L'Organizzazione avverte che l'Italia ''ha avviato un ambizioso programma di riforme", ma "l’impatto sulla crescita di alcune misure, tra cui il piano per ridurre i debiti della pubblica amministrazione", resta "incerto". Un ritorno alla crescita è previsto quindi solo nel 2014, quando il Pil dovrebbe salire di mezzo punto percentuale
L’Ocse entra a gamba tesa nel dibattito italiano sull’Imu. “Se le priorità sono crescita e occupazione la prima cosa da tagliare sono le tasse sul lavoro”, ha detto senza mezzi termini Pier Carlo Padoan, capoeconomista dell’organizzazione parigina. E ha aggiunto in modo ancora più chiaro: “Ridurre le tasse sul lavoro è più importante che ridurre l’Imu“.

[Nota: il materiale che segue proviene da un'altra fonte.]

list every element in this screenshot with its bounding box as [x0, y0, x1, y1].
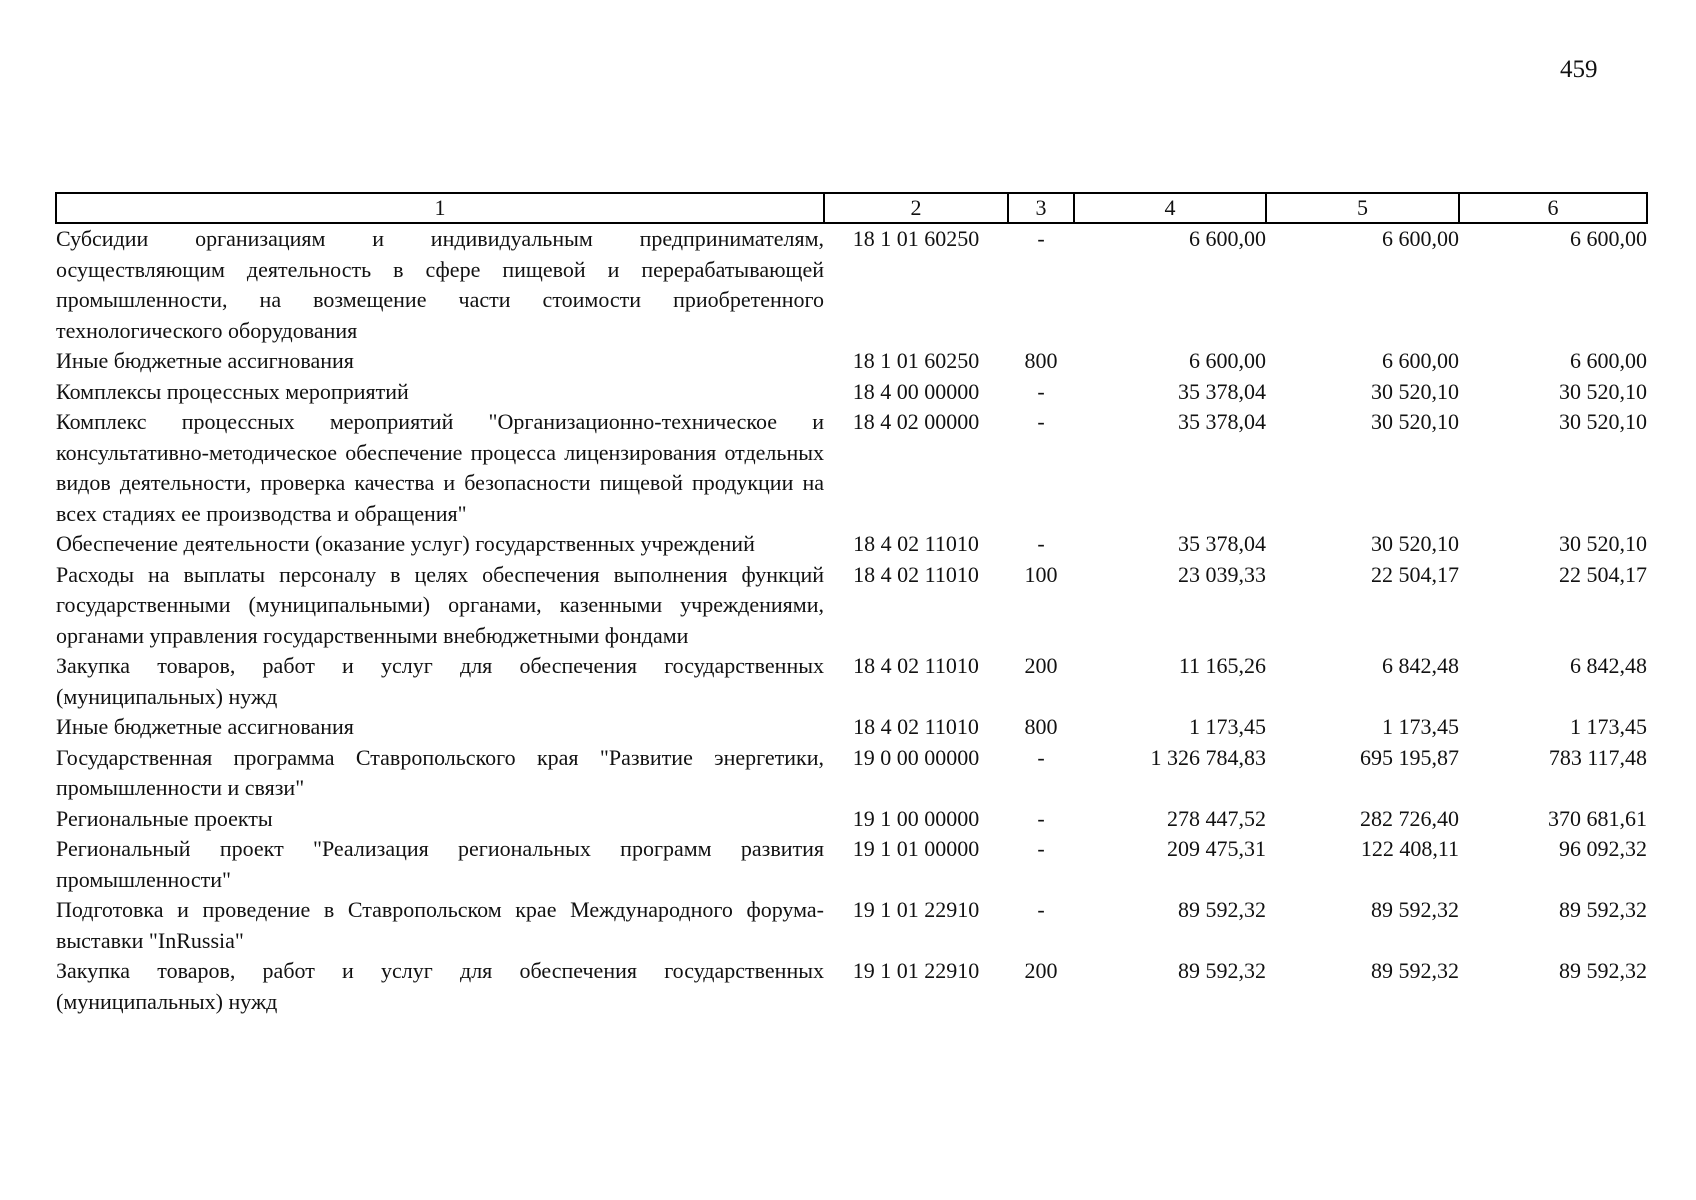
row-code-cell: 19 1 00 00000 [852, 805, 980, 831]
table-row [56, 223, 1647, 346]
row-expense-type-cell: 200 [1024, 653, 1058, 678]
row-amount-col5-cell: 30 520,10 [1371, 378, 1459, 404]
row-code-cell: 18 4 02 11010 [853, 561, 979, 587]
header-cell: 6 [1459, 193, 1647, 223]
row-amount-col6-cell: 30 520,10 [1559, 409, 1647, 434]
table-row [56, 651, 1647, 712]
row-name-cell: Иные бюджетные ассигнования [56, 714, 354, 739]
row-amount-col6-cell: 22 504,17 [1559, 561, 1647, 587]
row-expense-type-cell: - [1037, 744, 1045, 770]
row-amount-col6-cell: 30 520,10 [1559, 378, 1647, 404]
table-row [56, 956, 1647, 1017]
row-amount-col4-cell: 1 326 784,83 [1150, 744, 1266, 770]
row-name-cell: Подготовка и проведение в Ставропольском крае Международного форума-выставки "InRussia" [56, 897, 824, 953]
row-code-cell: 18 1 01 60250 [852, 226, 980, 251]
row-code-cell: 19 1 01 22910 [852, 958, 980, 983]
row-name-cell: Иные бюджетные ассигнования [56, 348, 354, 373]
row-amount-col5-cell: 89 592,32 [1371, 897, 1459, 922]
row-amount-col5-cell: 30 520,10 [1371, 531, 1459, 556]
row-code-cell: 19 0 00 00000 [852, 744, 980, 770]
row-amount-col6-cell: 6 600,00 [1570, 348, 1647, 373]
row-amount-col5-cell: 695 195,87 [1360, 744, 1459, 770]
row-code-cell: 18 1 01 60250 [852, 348, 980, 373]
row-name-cell: Региональные проекты [56, 805, 273, 831]
row-expense-type-cell: - [1037, 805, 1045, 831]
row-name-cell: Расходы на выплаты персоналу в целях обеспечения выполнения функций государственными (муниципальными) органами, казенными учреждениями, органами управления государственными внебюджетными фондами [56, 561, 824, 648]
row-amount-col4-cell: 11 165,26 [1178, 653, 1266, 678]
budget-table [55, 192, 1648, 1017]
row-amount-col5-cell: 89 592,32 [1371, 958, 1459, 983]
row-expense-type-cell: 800 [1024, 714, 1058, 739]
row-amount-col5-cell: 282 726,40 [1360, 805, 1459, 831]
row-amount-col6-cell: 89 592,32 [1559, 958, 1647, 983]
header-cell: 5 [1266, 193, 1459, 223]
row-amount-col4-cell: 35 378,04 [1178, 409, 1266, 434]
row-name-cell: Закупка товаров, работ и услуг для обеспечения государственных (муниципальных) нужд [56, 958, 824, 1014]
row-code-cell: 18 4 02 11010 [853, 653, 979, 678]
row-name-cell: Комплексы процессных мероприятий [56, 378, 409, 404]
table-row [56, 346, 1647, 377]
row-amount-col5-cell: 30 520,10 [1371, 409, 1459, 434]
table-row [56, 560, 1647, 652]
row-name-cell: Субсидии организациям и индивидуальным предпринимателям, осуществляющим деятельность в сфере пищевой и перерабатывающей промышленности, на возмещение части стоимости приобретенного технологического оборудования [56, 226, 824, 343]
row-expense-type-cell: 100 [1024, 561, 1058, 587]
row-expense-type-cell: - [1037, 226, 1045, 251]
row-amount-col4-cell: 209 475,31 [1167, 836, 1266, 861]
row-code-cell: 18 4 02 11010 [853, 714, 979, 739]
row-name-cell: Обеспечение деятельности (оказание услуг) государственных учреждений [56, 531, 755, 556]
row-amount-col6-cell: 30 520,10 [1559, 531, 1647, 556]
header-cell: 2 [824, 193, 1008, 223]
row-expense-type-cell: - [1037, 378, 1045, 404]
row-amount-col4-cell: 23 039,33 [1178, 561, 1266, 587]
row-expense-type-cell: 800 [1024, 348, 1058, 373]
row-amount-col5-cell: 122 408,11 [1360, 836, 1459, 861]
row-code-cell: 19 1 01 00000 [852, 836, 980, 861]
row-code-cell: 19 1 01 22910 [852, 897, 980, 922]
row-name-cell: Закупка товаров, работ и услуг для обеспечения государственных (муниципальных) нужд [56, 653, 824, 709]
row-amount-col4-cell: 6 600,00 [1189, 348, 1266, 373]
row-expense-type-cell: - [1037, 836, 1045, 861]
row-expense-type-cell: - [1037, 531, 1045, 556]
table-row [56, 529, 1647, 560]
row-amount-col6-cell: 783 117,48 [1548, 744, 1647, 770]
row-amount-col6-cell: 96 092,32 [1559, 836, 1647, 861]
table-row [56, 743, 1647, 804]
row-code-cell: 18 4 02 00000 [852, 409, 980, 434]
row-amount-col5-cell: 6 842,48 [1382, 653, 1459, 678]
row-amount-col5-cell: 1 173,45 [1382, 714, 1459, 739]
row-name-cell: Комплекс процессных мероприятий "Организационно-техническое и консультативно-методическое обеспечение процесса лицензирования отдельных видов деятельности, проверка качества и безопасности пищевой продукции на всех стадиях ее производства и обращения" [56, 409, 824, 526]
row-expense-type-cell: - [1037, 897, 1045, 922]
table-body [56, 223, 1647, 1017]
table-row [56, 712, 1647, 743]
header-cell: 1 [56, 193, 824, 223]
row-name-cell: Государственная программа Ставропольского края "Развитие энергетики, промышленности и связи" [56, 744, 824, 800]
row-expense-type-cell: - [1037, 409, 1045, 434]
header-row [56, 193, 1647, 223]
row-code-cell: 18 4 00 00000 [852, 378, 980, 404]
table-row [56, 804, 1647, 835]
table-row [56, 834, 1647, 895]
page-number: 459 [1560, 56, 1598, 83]
row-amount-col6-cell: 89 592,32 [1559, 897, 1647, 922]
table-row [56, 895, 1647, 956]
row-amount-col4-cell: 89 592,32 [1178, 897, 1266, 922]
row-name-cell: Региональный проект "Реализация региональных программ развития промышленности" [56, 836, 824, 892]
row-amount-col4-cell: 35 378,04 [1178, 378, 1266, 404]
row-amount-col4-cell: 35 378,04 [1178, 531, 1266, 556]
row-code-cell: 18 4 02 11010 [853, 531, 979, 556]
header-cell: 4 [1074, 193, 1266, 223]
row-amount-col4-cell: 1 173,45 [1189, 714, 1266, 739]
row-amount-col5-cell: 22 504,17 [1371, 561, 1459, 587]
table-row [56, 407, 1647, 529]
row-amount-col6-cell: 6 842,48 [1570, 653, 1647, 678]
row-amount-col4-cell: 89 592,32 [1178, 958, 1266, 983]
row-amount-col4-cell: 278 447,52 [1167, 805, 1266, 831]
row-amount-col4-cell: 6 600,00 [1189, 226, 1266, 251]
row-expense-type-cell: 200 [1024, 958, 1058, 983]
row-amount-col5-cell: 6 600,00 [1382, 348, 1459, 373]
table-row [56, 377, 1647, 408]
row-amount-col6-cell: 6 600,00 [1570, 226, 1647, 251]
row-amount-col6-cell: 1 173,45 [1570, 714, 1647, 739]
row-amount-col5-cell: 6 600,00 [1382, 226, 1459, 251]
row-amount-col6-cell: 370 681,61 [1548, 805, 1647, 831]
header-cell: 3 [1008, 193, 1074, 223]
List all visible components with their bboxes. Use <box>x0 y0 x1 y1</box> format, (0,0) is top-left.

L’Organizzazione per la cooperazione e lo sviluppo economico ha avvertito nell’ultimo rapporto sull’economia del nostro Paese che “in Italia è impossibile per il momento ridurre in modo significativo il livello complessivo delle tasse“, precisando che ”l’eliminazione delle agevolazioni fiscali senza giustificazioni economiche permetterebbe di aumentare la base imponibile e quindi ritoccare le aliquote marginali senza impatto sulle entrate”. E ha rivisto di nuovo al ribasso le stime sul Pil per il 2013, prevedendo una contrazione dell’1,5 per cento, contro il -1 per cento previsto nell’outlook del novembre scorso. Il ritorno alla crescita non è quindi previsto prima del 2014, per cui l’organizzazione stima un +0,5 per cento.
L’Italia ”ha avviato un ambizioso programma di riforme”, che insieme alle misure intraprese dall’Eurozona “hanno ridotto i rischi di rallentamento economico e potrebbero aiutarla a uscire dalla recessione già nel corso del 2013″, prosegue il report. Queste previsioni, precisa l’Ocse, sono basate su una “stima conservativa”, dato che l’impatto sulla crescita di alcune misure, tra cui “il piano annunciato ad aprile 2013 di ridurre significativamente i debiti arretrati della pubblica amministrazione“, resta “incerto”. Gli effetti benefici di questi interventi, ha aggiunto l’organizzazione, “richiederanno tempo per materializzarsi, a causa del clima di scarsa fiducia, del ritmo lento della ripresa negli altri Paese e della necessità di proseguire sulla strada del consolidamento fiscale”.
Per l’Italia, la priorità resta “la riduzione ampia e prolungata del debito pubblico“, perché “con un rapporto debito/Pil vicino al 130 per cento e un piano di ammortamento del debito particolarmente pesante”, il Paese “rimane esposto ai cambiamenti improvvisi dell’umore dei mercati finanziari”. ”Ce la mettiamo tutta”, ha commentato il ministro dell’Economia Fabrizio Saccomanni a margine della presentazione del rapporto Ocse, a chi gli chiedeva se sarà possibile uscire fuori dalla recessione già da quest’anno.
In questo contesto, come ha ricordato Saccomanni, è quindi cruciale la chiusura della procedura di infrazione sul deficit. “Se il disavanzo sarà sopra il 3 per cento qualcosa bisognerà fare”, ha detto il capoeconomista Padoan rispondendo a chi gli chiedeva se saranno necessarie misure correttive sui conti pubblici. “E’ fondamentale uscire dalla procedura di infrazione”.
Il rapporto dell’Ocse ha avvertito infine che le banche italiane sono ancora esposte a rischi e devono rafforzarsi. In Italia, ”sebbene il sistema bancario si sia rivelato complessivamente solido, diversi istituti di credito hanno incontrato gravi difficoltà e il settore finanziario resta esposto a rischi sistemici“. L’Ocse consiglia quindi al nostro Paese di “incoraggiare le banche ad aumentare gli accantonamenti per perdite e continuare a incitarle a soddisfare le loro esigenze di capitale tramite le emissioni di nuove azioni o la cessione di attività non strategiche”.